The naive conditional ceiling equals the unconditional ceiling across all
outcome types — the 1-ply filter never fires in practice. The MCTS ceiling
shows the real conditioning benefit: decisive outcomes (checkmate, stalemate,
insufficient material) get a 2.6x boost, while ply limit games — the vast
majority — show only 1.07x because knowing the game goes the distance
provides minimal per-move information.

## Reproducing

```bash
# Default: 2000 games, 32 rollouts/move, 2% sample rate
uv run python scripts/compute_theoretical_ceiling.py --model-accuracy 0.069

# Higher precision (slower)
uv run python scripts/compute_theoretical_ceiling.py --n-games 10000 --rollouts 64 --sample-rate 0.05
```

Results are saved to `data/theoretical_ceiling.json`.

## Caveats

- The MCTS ceiling is an estimate, not exact.
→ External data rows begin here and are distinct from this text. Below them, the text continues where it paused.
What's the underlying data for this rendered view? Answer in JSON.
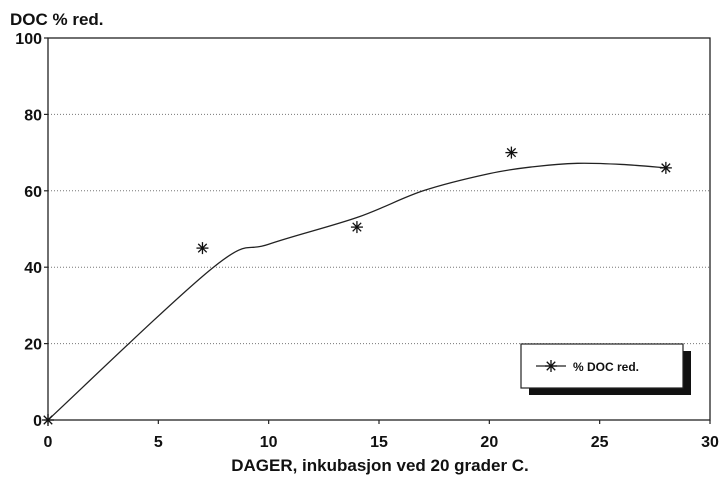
{
  "chart_data": {
    "type": "scatter",
    "title": "DOC % red.",
    "xlabel": "DAGER, inkubasjon ved 20 grader C.",
    "ylabel": "",
    "xlim": [
      0,
      30
    ],
    "ylim": [
      0,
      100
    ],
    "x_ticks": [
      "0",
      "5",
      "10",
      "15",
      "20",
      "25",
      "30"
    ],
    "y_ticks": [
      "0",
      "20",
      "40",
      "60",
      "80",
      "100"
    ],
    "grid": "horizontal-dotted",
    "legend_position": "bottom-right",
    "series": [
      {
        "name": "% DOC red.",
        "marker": "asterisk",
        "points": [
          {
            "x": 0,
            "y": 0
          },
          {
            "x": 7,
            "y": 45
          },
          {
            "x": 14,
            "y": 50.5
          },
          {
            "x": 21,
            "y": 70
          },
          {
            "x": 28,
            "y": 66
          }
        ]
      }
    ],
    "trend_line": [
      {
        "x": 0,
        "y": 0
      },
      {
        "x": 7.5,
        "y": 40
      },
      {
        "x": 10,
        "y": 46
      },
      {
        "x": 14,
        "y": 53
      },
      {
        "x": 17,
        "y": 60
      },
      {
        "x": 20,
        "y": 64.5
      },
      {
        "x": 22,
        "y": 66.3
      },
      {
        "x": 24,
        "y": 67.2
      },
      {
        "x": 26,
        "y": 66.9
      },
      {
        "x": 28,
        "y": 66
      }
    ]
  }
}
With more rollouts and higher
  sample rates, the estimate improves but computation time increases
  quadratically.
- The ceiling assumes the model has perfect knowledge of P(outcome | move,
  history). In practice, the model must learn this from data, so the
  achievable accuracy for a finite model is somewhat below the ceiling.
- Game length information is implicit in the outcome token (e.g., PLY_LIMIT
  implies 255 plies). A model could theoretically use position in the
  sequence to estimate remaining game length, further improving predictions.